Always, it seems, I have had regular phone callers who deserved long attentive interest—elderly great-aunts, people stuck home with chronic illnesses, people stuck in prison. I coped by stacking small, quiet chores near the phone. But as I get older and less able to multitask, I have had to stop myself: without giving full attention, I can lose the plot too easily. My new solution is wearing down my tooth enamel.
Is it an excuse that I have worked on deadlines—the unbreakable sort—for my entire adult life? In journalism, that means bugging people repeatedly, with a choreographed acceleration of urgency, because so many wait for the third or fourth ask to respond. I grumble about this, furious that they dare take their time. Phrases like “slow and steady wins the race”—I find I no longer believe. Nothing thrills me more than a chance to collaborate with somebody who’s fast, responsive, and efficient.
Yet I refuse to think of myself as the “let’s get ’er done” sort. Or a “just do it,” “hold my beer,” impulsive sort. Oh, no. Not me. I am reflective, thoughtful, serene.
My husband snorts. When we talk about retiring, “slowing down,” he shoots me a look. “I am not sure you can,” he says gently. My entire body clenches in protest.
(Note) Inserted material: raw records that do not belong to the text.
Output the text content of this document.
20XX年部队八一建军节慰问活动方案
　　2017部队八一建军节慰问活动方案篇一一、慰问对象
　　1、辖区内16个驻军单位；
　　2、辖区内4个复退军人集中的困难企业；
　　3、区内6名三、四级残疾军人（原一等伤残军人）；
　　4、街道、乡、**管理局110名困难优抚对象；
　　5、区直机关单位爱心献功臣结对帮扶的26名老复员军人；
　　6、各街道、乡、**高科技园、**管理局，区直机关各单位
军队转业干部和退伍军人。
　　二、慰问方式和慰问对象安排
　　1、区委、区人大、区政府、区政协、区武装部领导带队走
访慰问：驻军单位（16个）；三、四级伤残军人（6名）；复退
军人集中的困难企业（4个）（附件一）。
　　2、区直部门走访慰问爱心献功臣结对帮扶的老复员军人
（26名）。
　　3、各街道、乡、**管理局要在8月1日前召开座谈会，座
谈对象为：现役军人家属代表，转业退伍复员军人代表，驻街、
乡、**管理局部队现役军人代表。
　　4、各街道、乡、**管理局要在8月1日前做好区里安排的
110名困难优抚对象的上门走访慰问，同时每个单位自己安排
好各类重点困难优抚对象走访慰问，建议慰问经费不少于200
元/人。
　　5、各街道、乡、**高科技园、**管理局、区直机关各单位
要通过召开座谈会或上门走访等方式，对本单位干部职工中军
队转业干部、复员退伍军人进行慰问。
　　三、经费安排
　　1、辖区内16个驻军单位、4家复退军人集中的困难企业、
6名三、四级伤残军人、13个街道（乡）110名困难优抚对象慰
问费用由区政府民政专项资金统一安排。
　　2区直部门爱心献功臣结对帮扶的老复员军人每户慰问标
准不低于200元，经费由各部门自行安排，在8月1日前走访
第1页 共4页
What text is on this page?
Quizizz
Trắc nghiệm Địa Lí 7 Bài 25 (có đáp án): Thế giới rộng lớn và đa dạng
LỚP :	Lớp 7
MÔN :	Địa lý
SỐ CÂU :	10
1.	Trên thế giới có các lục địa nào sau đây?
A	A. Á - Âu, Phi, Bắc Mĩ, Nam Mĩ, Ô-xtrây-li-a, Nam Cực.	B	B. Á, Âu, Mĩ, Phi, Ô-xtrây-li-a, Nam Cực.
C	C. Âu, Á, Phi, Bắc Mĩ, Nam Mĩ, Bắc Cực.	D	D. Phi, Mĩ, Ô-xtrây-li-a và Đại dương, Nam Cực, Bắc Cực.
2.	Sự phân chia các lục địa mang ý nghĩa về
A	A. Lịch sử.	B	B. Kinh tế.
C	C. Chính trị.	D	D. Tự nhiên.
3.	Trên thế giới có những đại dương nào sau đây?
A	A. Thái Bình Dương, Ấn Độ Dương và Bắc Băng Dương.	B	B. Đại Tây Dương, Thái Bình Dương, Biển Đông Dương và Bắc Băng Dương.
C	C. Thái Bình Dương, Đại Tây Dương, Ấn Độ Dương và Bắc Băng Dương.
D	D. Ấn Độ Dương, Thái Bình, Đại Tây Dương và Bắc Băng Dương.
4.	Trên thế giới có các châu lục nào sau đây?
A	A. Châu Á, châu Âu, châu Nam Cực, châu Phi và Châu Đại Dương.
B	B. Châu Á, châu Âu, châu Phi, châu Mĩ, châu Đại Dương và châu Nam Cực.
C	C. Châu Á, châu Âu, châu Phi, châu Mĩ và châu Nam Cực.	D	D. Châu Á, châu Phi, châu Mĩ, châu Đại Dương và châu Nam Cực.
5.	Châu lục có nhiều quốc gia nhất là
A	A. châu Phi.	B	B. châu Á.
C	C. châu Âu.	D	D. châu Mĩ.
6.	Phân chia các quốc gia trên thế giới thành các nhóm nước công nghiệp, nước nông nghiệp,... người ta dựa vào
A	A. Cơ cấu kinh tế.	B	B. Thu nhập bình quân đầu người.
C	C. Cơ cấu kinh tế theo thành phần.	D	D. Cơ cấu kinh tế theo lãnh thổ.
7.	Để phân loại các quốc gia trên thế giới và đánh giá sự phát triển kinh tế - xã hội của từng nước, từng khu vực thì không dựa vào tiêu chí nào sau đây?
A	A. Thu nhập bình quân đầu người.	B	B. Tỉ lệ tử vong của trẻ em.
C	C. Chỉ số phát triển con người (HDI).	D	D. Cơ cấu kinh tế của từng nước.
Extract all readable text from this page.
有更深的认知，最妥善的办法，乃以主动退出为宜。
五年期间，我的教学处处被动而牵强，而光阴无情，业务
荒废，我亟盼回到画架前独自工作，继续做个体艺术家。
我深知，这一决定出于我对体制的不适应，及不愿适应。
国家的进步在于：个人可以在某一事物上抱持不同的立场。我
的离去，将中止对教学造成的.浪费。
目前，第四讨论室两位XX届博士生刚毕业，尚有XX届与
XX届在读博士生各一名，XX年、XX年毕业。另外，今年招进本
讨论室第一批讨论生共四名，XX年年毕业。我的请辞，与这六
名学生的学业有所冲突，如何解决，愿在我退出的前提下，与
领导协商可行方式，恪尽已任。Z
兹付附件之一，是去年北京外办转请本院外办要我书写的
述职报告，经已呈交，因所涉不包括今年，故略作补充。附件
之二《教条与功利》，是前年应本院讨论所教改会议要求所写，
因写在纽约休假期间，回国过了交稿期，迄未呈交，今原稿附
Of course I can. I have worked hard for many years. I am dying to slow down. I want a more spiritual life, one more attuned to nature’s rhythms and the subtle nuances of human nature. I want to extinguish that inner pacemaker that urges me forward.
I am not sure I can, either. Someday, the deadlines will vanish, and I will probably invent new ones for myself. The lack of virtue becomes a habit.